For workplace settings, when three cases are reported in a workplace within a 14-day period, employers are required to notify the local health department under current CDPH guidance. AB 685 will continue this requirement as state law when it takes effect on January 1, 2021.
Local health departments should inform non-healthcare, non-workplace congregate settings in their jurisdictions about reporting thresholds and instruct them to notify the local health department if they identify the number of cases that meets the setting specific reporting threshold.
When the reporting threshold is reached and cases are reported to the local health department, the local health department will determine if further investigation is warranted, and if investigated, whether the cases constitute an outbreak using the definitions above.
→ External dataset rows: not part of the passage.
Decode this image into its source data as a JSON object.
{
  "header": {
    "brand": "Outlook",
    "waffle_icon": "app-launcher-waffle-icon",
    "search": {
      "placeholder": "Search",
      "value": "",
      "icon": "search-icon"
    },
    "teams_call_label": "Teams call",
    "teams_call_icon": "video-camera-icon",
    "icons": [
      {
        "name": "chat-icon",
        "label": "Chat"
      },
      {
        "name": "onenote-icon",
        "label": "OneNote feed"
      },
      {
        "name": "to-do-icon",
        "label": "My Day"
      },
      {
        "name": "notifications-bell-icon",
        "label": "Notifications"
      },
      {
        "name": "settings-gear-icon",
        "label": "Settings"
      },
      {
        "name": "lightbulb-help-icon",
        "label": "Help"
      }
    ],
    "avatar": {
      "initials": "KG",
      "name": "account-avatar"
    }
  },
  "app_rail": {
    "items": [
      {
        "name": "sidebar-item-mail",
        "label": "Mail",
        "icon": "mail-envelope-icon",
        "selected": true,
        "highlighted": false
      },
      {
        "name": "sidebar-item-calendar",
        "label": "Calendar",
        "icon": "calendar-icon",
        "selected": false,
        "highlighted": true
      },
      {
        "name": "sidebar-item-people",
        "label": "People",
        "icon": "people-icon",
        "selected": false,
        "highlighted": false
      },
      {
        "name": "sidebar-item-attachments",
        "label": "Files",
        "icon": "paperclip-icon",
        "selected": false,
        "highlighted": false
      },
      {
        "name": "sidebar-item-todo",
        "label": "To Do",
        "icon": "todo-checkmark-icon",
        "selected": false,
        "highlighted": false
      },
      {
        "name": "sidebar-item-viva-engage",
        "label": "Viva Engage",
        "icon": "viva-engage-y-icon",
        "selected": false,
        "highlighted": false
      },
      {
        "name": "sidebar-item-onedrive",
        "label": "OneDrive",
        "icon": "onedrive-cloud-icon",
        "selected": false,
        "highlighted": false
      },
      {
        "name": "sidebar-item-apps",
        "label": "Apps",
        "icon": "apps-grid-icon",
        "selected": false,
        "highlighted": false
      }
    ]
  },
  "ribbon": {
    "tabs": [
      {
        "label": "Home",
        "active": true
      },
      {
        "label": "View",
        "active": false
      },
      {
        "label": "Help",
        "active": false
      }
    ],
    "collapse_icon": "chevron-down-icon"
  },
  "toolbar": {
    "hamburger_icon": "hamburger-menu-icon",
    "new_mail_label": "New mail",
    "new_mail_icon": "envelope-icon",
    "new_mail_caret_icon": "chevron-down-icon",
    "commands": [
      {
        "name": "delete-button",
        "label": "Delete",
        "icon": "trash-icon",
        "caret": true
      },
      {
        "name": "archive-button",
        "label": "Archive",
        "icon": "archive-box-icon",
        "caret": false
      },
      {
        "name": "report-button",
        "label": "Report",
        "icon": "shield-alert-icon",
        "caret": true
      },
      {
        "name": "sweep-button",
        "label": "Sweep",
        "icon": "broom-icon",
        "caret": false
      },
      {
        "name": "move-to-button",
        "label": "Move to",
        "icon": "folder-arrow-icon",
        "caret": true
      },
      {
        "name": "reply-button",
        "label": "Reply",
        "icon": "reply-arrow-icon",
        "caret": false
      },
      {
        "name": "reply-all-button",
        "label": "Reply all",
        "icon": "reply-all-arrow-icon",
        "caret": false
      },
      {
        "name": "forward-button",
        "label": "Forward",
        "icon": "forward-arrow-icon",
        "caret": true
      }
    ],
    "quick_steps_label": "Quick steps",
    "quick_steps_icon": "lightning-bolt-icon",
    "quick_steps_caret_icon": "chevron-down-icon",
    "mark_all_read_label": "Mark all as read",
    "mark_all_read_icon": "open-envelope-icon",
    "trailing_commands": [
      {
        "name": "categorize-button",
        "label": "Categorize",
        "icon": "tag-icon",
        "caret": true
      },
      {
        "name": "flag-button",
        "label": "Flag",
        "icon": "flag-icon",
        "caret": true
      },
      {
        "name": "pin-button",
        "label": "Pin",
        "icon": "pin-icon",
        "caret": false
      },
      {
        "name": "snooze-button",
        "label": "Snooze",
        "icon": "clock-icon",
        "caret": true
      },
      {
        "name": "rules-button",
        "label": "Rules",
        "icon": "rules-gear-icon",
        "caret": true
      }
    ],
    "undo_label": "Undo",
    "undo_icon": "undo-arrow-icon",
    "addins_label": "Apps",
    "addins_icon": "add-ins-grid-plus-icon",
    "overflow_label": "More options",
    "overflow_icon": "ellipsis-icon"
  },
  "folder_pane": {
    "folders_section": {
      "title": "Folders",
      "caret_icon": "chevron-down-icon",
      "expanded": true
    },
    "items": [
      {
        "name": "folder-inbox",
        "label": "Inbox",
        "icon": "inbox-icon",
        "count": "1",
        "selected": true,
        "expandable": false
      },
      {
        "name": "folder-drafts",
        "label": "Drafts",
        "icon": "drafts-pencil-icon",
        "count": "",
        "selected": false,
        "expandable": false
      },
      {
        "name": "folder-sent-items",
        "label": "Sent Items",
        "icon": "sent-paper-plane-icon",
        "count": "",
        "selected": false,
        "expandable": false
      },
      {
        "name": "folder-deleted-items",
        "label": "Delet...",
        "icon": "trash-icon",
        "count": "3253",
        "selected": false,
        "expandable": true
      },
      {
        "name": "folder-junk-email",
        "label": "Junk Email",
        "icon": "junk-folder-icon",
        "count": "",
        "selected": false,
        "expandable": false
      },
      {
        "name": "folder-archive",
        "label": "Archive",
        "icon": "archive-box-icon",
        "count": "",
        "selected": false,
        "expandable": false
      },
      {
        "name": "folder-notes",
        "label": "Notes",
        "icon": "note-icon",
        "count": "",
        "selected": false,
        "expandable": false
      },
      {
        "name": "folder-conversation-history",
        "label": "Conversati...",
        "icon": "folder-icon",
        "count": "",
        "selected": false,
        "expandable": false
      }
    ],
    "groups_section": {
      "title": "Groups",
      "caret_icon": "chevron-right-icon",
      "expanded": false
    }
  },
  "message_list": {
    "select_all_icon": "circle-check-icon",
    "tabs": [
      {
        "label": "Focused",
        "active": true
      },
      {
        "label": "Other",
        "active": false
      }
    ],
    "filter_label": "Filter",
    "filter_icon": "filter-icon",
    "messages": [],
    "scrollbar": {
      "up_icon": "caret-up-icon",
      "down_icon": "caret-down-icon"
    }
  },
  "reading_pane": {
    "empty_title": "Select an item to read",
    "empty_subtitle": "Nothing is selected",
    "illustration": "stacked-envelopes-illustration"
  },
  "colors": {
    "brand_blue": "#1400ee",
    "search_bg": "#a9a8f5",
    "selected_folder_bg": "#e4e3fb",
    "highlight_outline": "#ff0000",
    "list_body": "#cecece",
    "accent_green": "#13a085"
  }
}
* Per the Council of State and Territorial Epidemiologists' Interim COVID-19 case definition.
Confirmed case: Meets confirmatory laboratory evidence (detection of SARS-CoV-2 RNA in a clinical or autopsy specimen using a molecular amplification test).
Probable case: Meets clinical criteria AND epidemiologic linkage‡ with no confirmatory lab testing performed for SARS-CoV-2; OR meets presumptive laboratory evidence (detection of SARS-CoV-2 by antigen test in a respiratory specimen); OR meets vital records criteria with no confirmatory laboratory evidence for SARS-CoV-2.
† Epidemiologically-linked cases include persons with close contact‡ with a confirmed or probable case of COVID-19 disease; OR a member of a risk cohort as defined by public health authorities during an outbreak. This includes persons with identifiable connections to each other such as sharing a defined physical space e.g. in an office, facility section or gathering, indicating a higher likelihood of linked spread of disease than sporadic community incidence.
‡ CDC defines close contact as being within 6 feet of an infectious case for at least 15 minutes.